Thugs Of Hindostan

Thugs Of Hindostan Movie Review 2018: Thugged, Drugged And Slugged

Movie Name
Thugs Of Hindostan
Vijay Krishna Acharya
Action, Adventure
02 hours 44 minutes

Thugs Of Hindostan Review

If this is Hindi cinema's answer to the stupendously mounted Baahubali, writer-director Vijay Acharya Krishna and Yashraj Films need to go back to the drawing board and see that their content is as obsolete as the ships in the film. The all-time truth prevails: it's never the budget, it's the writing that's king. And there is no king out here.

Harking back to the British Raj, Krishna tells a tedious tale of aprecocious little girl who grows up to take revenge against the English tutored by Azaad, her dead father's warrior-lieutenant. But it's crafty Firangi Mallah who's omnipresent on screen as he double-crosses everybody around but finally comes out the hero.

Lavish in scale but not slick in execution, there are well-conceived sequences like a large statue coming alive in the rain but nothing is captivating enough to rate a watch.

Scruffy, unpolished Firangi is the unscrupulous Indian who lives by his wits and sells his soul for the bags of gold that come his way.

Unfortunately, in this grim, unsmiling and perpetually brown-grey film, Firangi is the sole source of entertainment. There's even a jaunty background score for him to remind you that this is comic-entertainment. But Firangi's devious antics stop being amusing after a while. This is true especially in the long-drawn-out climax where he chatters non-stop.

Among the many how-come moments is the laddoo and loud climax where the British who've already been deceived and have lost precious lives are naïve enough to trust Firangi again without even keeping a watch over him. It's just too convenient and repetitive to make a surprising twist.

Firangi lives the ultimate male fantasy of having two leading women fall in love with him topped with a senior citizen played by Ila Arun who too fancies him and plants one on his lips. But romance is not in numbers, it has to be in intensity which is unfulfilling.

Katrina Kaif is like a glorified item girl, nothing substantial about her character as it's Fatima Sana Sheikh who has the meatier role of the warrior girl who regains freedom for her fortressed territory of Raunakpur. Somehow you can't help remembering Devasena's rhythmic bow-and-arrow battles in Baahubali 2 which were several notches higher than Fatima's stance as a warrior.

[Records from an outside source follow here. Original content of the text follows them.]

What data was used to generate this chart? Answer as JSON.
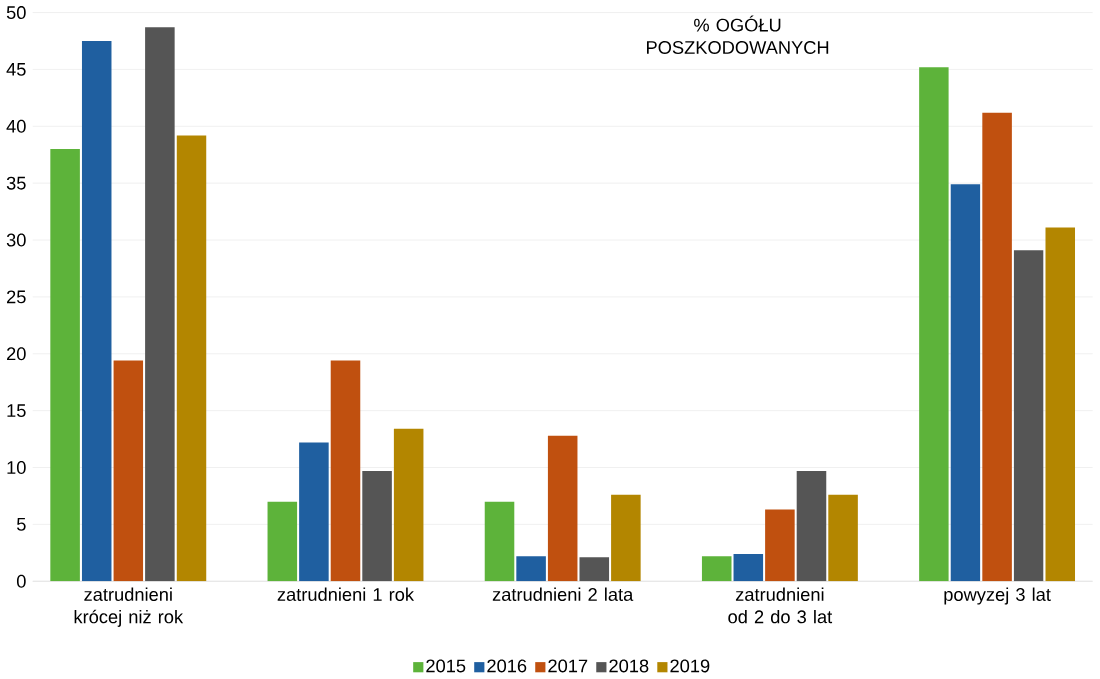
{
  "chart_data": {
    "type": "bar",
    "title": "% OGÓŁU POSZKODOWANYCH",
    "categories": [
      "zatrudnieni krócej niż rok",
      "zatrudnieni 1 rok",
      "zatrudnieni 2 lata",
      "zatrudnieni od 2 do 3 lat",
      "powyzej 3 lat"
    ],
    "series": [
      {
        "name": "2015",
        "color": "#5db33a",
        "values": [
          38.0,
          7.0,
          7.0,
          2.2,
          45.2
        ]
      },
      {
        "name": "2016",
        "color": "#1f5fa0",
        "values": [
          47.5,
          12.2,
          2.2,
          2.4,
          34.9
        ]
      },
      {
        "name": "2017",
        "color": "#c0500f",
        "values": [
          19.4,
          19.4,
          12.8,
          6.3,
          41.2
        ]
      },
      {
        "name": "2018",
        "color": "#555555",
        "values": [
          48.7,
          9.7,
          2.1,
          9.7,
          29.1
        ]
      },
      {
        "name": "2019",
        "color": "#b38600",
        "values": [
          39.2,
          13.4,
          7.6,
          7.6,
          31.1
        ]
      }
    ],
    "ylim": [
      0,
      50
    ],
    "yticks": [
      0,
      5,
      10,
      15,
      20,
      25,
      30,
      35,
      40,
      45,
      50
    ],
    "grid": "y",
    "legend": "bottom"
  }
}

We've all seen Amitabh Bachchan in far better roles that suit his age. Casting him as Azaad, an agile and fiery warrior, is cruel as well as unconvincing.

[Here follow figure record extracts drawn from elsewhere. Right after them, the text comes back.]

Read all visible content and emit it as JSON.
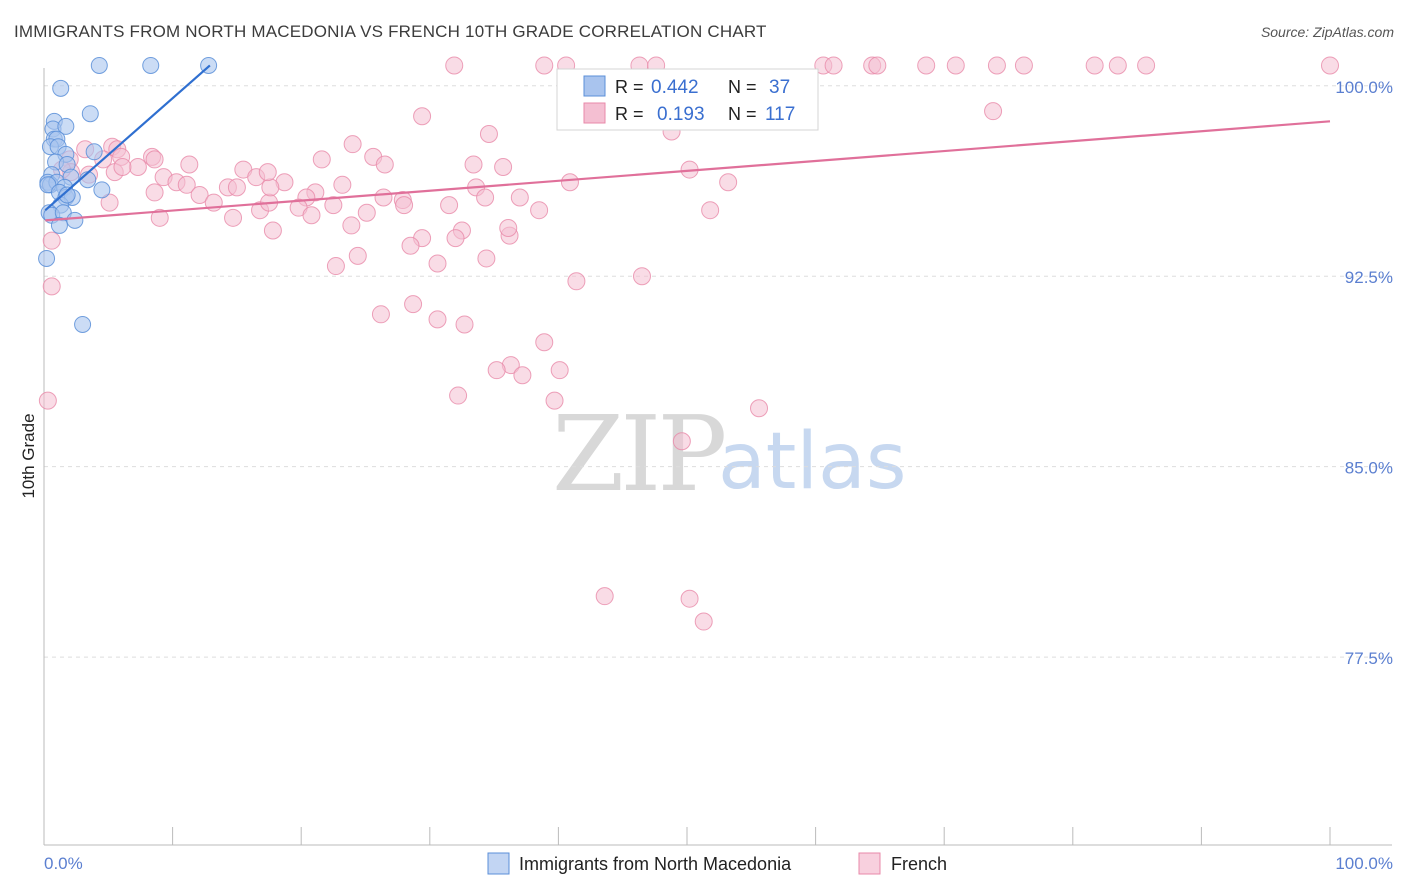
{
  "title": "IMMIGRANTS FROM NORTH MACEDONIA VS FRENCH 10TH GRADE CORRELATION CHART",
  "source": "Source: ZipAtlas.com",
  "watermark": {
    "zip": "ZIP",
    "atlas": "atlas"
  },
  "legend_box": {
    "row1": {
      "r_label": "R =",
      "r_value": "0.442",
      "n_label": "N =",
      "n_value": "37"
    },
    "row2": {
      "r_label": "R =",
      "r_value": "0.193",
      "n_label": "N =",
      "n_value": "117"
    }
  },
  "bottom_legend": {
    "series1": "Immigrants from North Macedonia",
    "series2": "French"
  },
  "chart_data": {
    "type": "scatter",
    "title": "IMMIGRANTS FROM NORTH MACEDONIA VS FRENCH 10TH GRADE CORRELATION CHART",
    "xlabel": "",
    "ylabel": "10th Grade",
    "xlim": [
      0,
      100
    ],
    "ylim": [
      70.1,
      100.7
    ],
    "x_tick_labels": {
      "left": "0.0%",
      "right": "100.0%"
    },
    "y_ticks": [
      {
        "value": 100.0,
        "label": "100.0%"
      },
      {
        "value": 92.5,
        "label": "92.5%"
      },
      {
        "value": 85.0,
        "label": "85.0%"
      },
      {
        "value": 77.5,
        "label": "77.5%"
      }
    ],
    "colors": {
      "blue": "#5b8fd8",
      "blue_fill": "#a9c4ee",
      "blue_line": "#2f6fd0",
      "pink": "#e889a9",
      "pink_fill": "#f4bfd2",
      "pink_line": "#e0709a"
    },
    "series": [
      {
        "name": "Immigrants from North Macedonia",
        "color": "#5b8fd8",
        "trend": {
          "x1": 0.1,
          "y1": 95.1,
          "x2": 12.9,
          "y2": 100.8
        },
        "points": [
          [
            4.3,
            100.8
          ],
          [
            8.3,
            100.8
          ],
          [
            12.8,
            100.8
          ],
          [
            1.3,
            99.9
          ],
          [
            3.6,
            98.9
          ],
          [
            0.8,
            98.6
          ],
          [
            0.7,
            98.3
          ],
          [
            1.7,
            98.4
          ],
          [
            0.8,
            97.9
          ],
          [
            1.0,
            97.9
          ],
          [
            0.5,
            97.6
          ],
          [
            1.1,
            97.6
          ],
          [
            3.9,
            97.4
          ],
          [
            1.7,
            97.3
          ],
          [
            0.9,
            97.0
          ],
          [
            1.8,
            96.9
          ],
          [
            0.6,
            96.5
          ],
          [
            0.3,
            96.2
          ],
          [
            0.5,
            96.1
          ],
          [
            1.0,
            96.2
          ],
          [
            0.3,
            96.1
          ],
          [
            3.4,
            96.3
          ],
          [
            2.1,
            96.4
          ],
          [
            1.6,
            96.0
          ],
          [
            1.2,
            95.8
          ],
          [
            1.7,
            95.6
          ],
          [
            2.2,
            95.6
          ],
          [
            4.5,
            95.9
          ],
          [
            1.3,
            95.3
          ],
          [
            0.4,
            95.0
          ],
          [
            0.6,
            94.9
          ],
          [
            1.5,
            95.0
          ],
          [
            2.4,
            94.7
          ],
          [
            1.2,
            94.5
          ],
          [
            0.2,
            93.2
          ],
          [
            3.0,
            90.6
          ],
          [
            1.8,
            95.7
          ]
        ]
      },
      {
        "name": "French",
        "color": "#e889a9",
        "trend": {
          "x1": 0.1,
          "y1": 94.7,
          "x2": 100.0,
          "y2": 98.6
        },
        "points": [
          [
            31.9,
            100.8
          ],
          [
            38.9,
            100.8
          ],
          [
            40.6,
            100.8
          ],
          [
            46.3,
            100.8
          ],
          [
            47.6,
            100.8
          ],
          [
            60.6,
            100.8
          ],
          [
            61.4,
            100.8
          ],
          [
            64.4,
            100.8
          ],
          [
            64.8,
            100.8
          ],
          [
            68.6,
            100.8
          ],
          [
            70.9,
            100.8
          ],
          [
            74.1,
            100.8
          ],
          [
            76.2,
            100.8
          ],
          [
            81.7,
            100.8
          ],
          [
            83.5,
            100.8
          ],
          [
            85.7,
            100.8
          ],
          [
            100.0,
            100.8
          ],
          [
            41.6,
            100.2
          ],
          [
            51.4,
            100.3
          ],
          [
            47.5,
            100.0
          ],
          [
            46.9,
            99.9
          ],
          [
            49.1,
            100.3
          ],
          [
            44.9,
            99.9
          ],
          [
            29.4,
            98.8
          ],
          [
            73.8,
            99.0
          ],
          [
            34.6,
            98.1
          ],
          [
            48.8,
            98.2
          ],
          [
            24.0,
            97.7
          ],
          [
            5.3,
            97.6
          ],
          [
            5.7,
            97.5
          ],
          [
            3.2,
            97.5
          ],
          [
            6.0,
            97.2
          ],
          [
            8.4,
            97.2
          ],
          [
            25.6,
            97.2
          ],
          [
            2.0,
            97.1
          ],
          [
            4.6,
            97.1
          ],
          [
            8.6,
            97.1
          ],
          [
            21.6,
            97.1
          ],
          [
            33.4,
            96.9
          ],
          [
            35.7,
            96.8
          ],
          [
            26.5,
            96.9
          ],
          [
            7.3,
            96.8
          ],
          [
            11.3,
            96.9
          ],
          [
            15.5,
            96.7
          ],
          [
            50.2,
            96.7
          ],
          [
            53.2,
            96.2
          ],
          [
            40.9,
            96.2
          ],
          [
            23.2,
            96.1
          ],
          [
            33.6,
            96.0
          ],
          [
            21.1,
            95.8
          ],
          [
            31.5,
            95.3
          ],
          [
            26.4,
            95.6
          ],
          [
            27.9,
            95.5
          ],
          [
            14.3,
            96.0
          ],
          [
            9.3,
            96.4
          ],
          [
            10.3,
            96.2
          ],
          [
            15.0,
            96.0
          ],
          [
            11.1,
            96.1
          ],
          [
            16.5,
            96.4
          ],
          [
            18.7,
            96.2
          ],
          [
            8.6,
            95.8
          ],
          [
            12.1,
            95.7
          ],
          [
            20.4,
            95.6
          ],
          [
            16.8,
            95.1
          ],
          [
            13.2,
            95.4
          ],
          [
            17.5,
            95.4
          ],
          [
            25.1,
            95.0
          ],
          [
            19.8,
            95.2
          ],
          [
            5.1,
            95.4
          ],
          [
            14.7,
            94.8
          ],
          [
            17.8,
            94.3
          ],
          [
            20.8,
            94.9
          ],
          [
            22.5,
            95.3
          ],
          [
            28.0,
            95.3
          ],
          [
            34.3,
            95.6
          ],
          [
            37.0,
            95.6
          ],
          [
            38.5,
            95.1
          ],
          [
            23.9,
            94.5
          ],
          [
            32.5,
            94.3
          ],
          [
            29.4,
            94.0
          ],
          [
            36.2,
            94.1
          ],
          [
            32.0,
            94.0
          ],
          [
            28.5,
            93.7
          ],
          [
            24.4,
            93.3
          ],
          [
            34.4,
            93.2
          ],
          [
            30.6,
            93.0
          ],
          [
            22.7,
            92.9
          ],
          [
            9.0,
            94.8
          ],
          [
            17.6,
            96.0
          ],
          [
            51.8,
            95.1
          ],
          [
            17.4,
            96.6
          ],
          [
            2.1,
            96.6
          ],
          [
            5.5,
            96.6
          ],
          [
            6.1,
            96.8
          ],
          [
            3.5,
            96.5
          ],
          [
            1.4,
            96.7
          ],
          [
            36.1,
            94.4
          ],
          [
            46.5,
            92.5
          ],
          [
            41.4,
            92.3
          ],
          [
            26.2,
            91.0
          ],
          [
            28.7,
            91.4
          ],
          [
            30.6,
            90.8
          ],
          [
            32.7,
            90.6
          ],
          [
            38.9,
            89.9
          ],
          [
            36.3,
            89.0
          ],
          [
            40.1,
            88.8
          ],
          [
            37.2,
            88.6
          ],
          [
            35.2,
            88.8
          ],
          [
            32.2,
            87.8
          ],
          [
            39.7,
            87.6
          ],
          [
            55.6,
            87.3
          ],
          [
            49.6,
            86.0
          ],
          [
            43.6,
            79.9
          ],
          [
            50.2,
            79.8
          ],
          [
            51.3,
            78.9
          ],
          [
            0.6,
            93.9
          ],
          [
            0.6,
            92.1
          ],
          [
            0.3,
            87.6
          ]
        ]
      }
    ]
  }
}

There are characters like Sanicharwhose ‘gyaan' or knowledge is much touted but is nowhere in evidence anywhere. Zeeshan Ayub as Sanichar delivers every dialogue like an axe chopping up his words.

Above all, the film belongs to Aamir Khan as Awadhi-spouting Firangi. He is an actor whose performances never disappoint and he does spring a surprise with his wily deviousness which can go in any direction. It's not his performance but his character that is a let-down this time. Firangi comes off like an actor so consumed by self-admiration that he doesn't realise how unconvincing the happenings around him are.

The good news is that all three songs, ‘Suraiyya', ‘Arrerara' and ‘Manzoor-e-Khuda'are well-composed and energetically-choreographed. But their situations are as outdated as the rest of the film. Unlike Lagaan, this is the British Raj of Aamir Khan's Mangal Pandey.


  • Dialogues
  • Story
  • Music
  • Screen Play

The Verdict

For a film that’s a tedious watch with no fun, Thugs OfHindostan gets a 2.5* rating.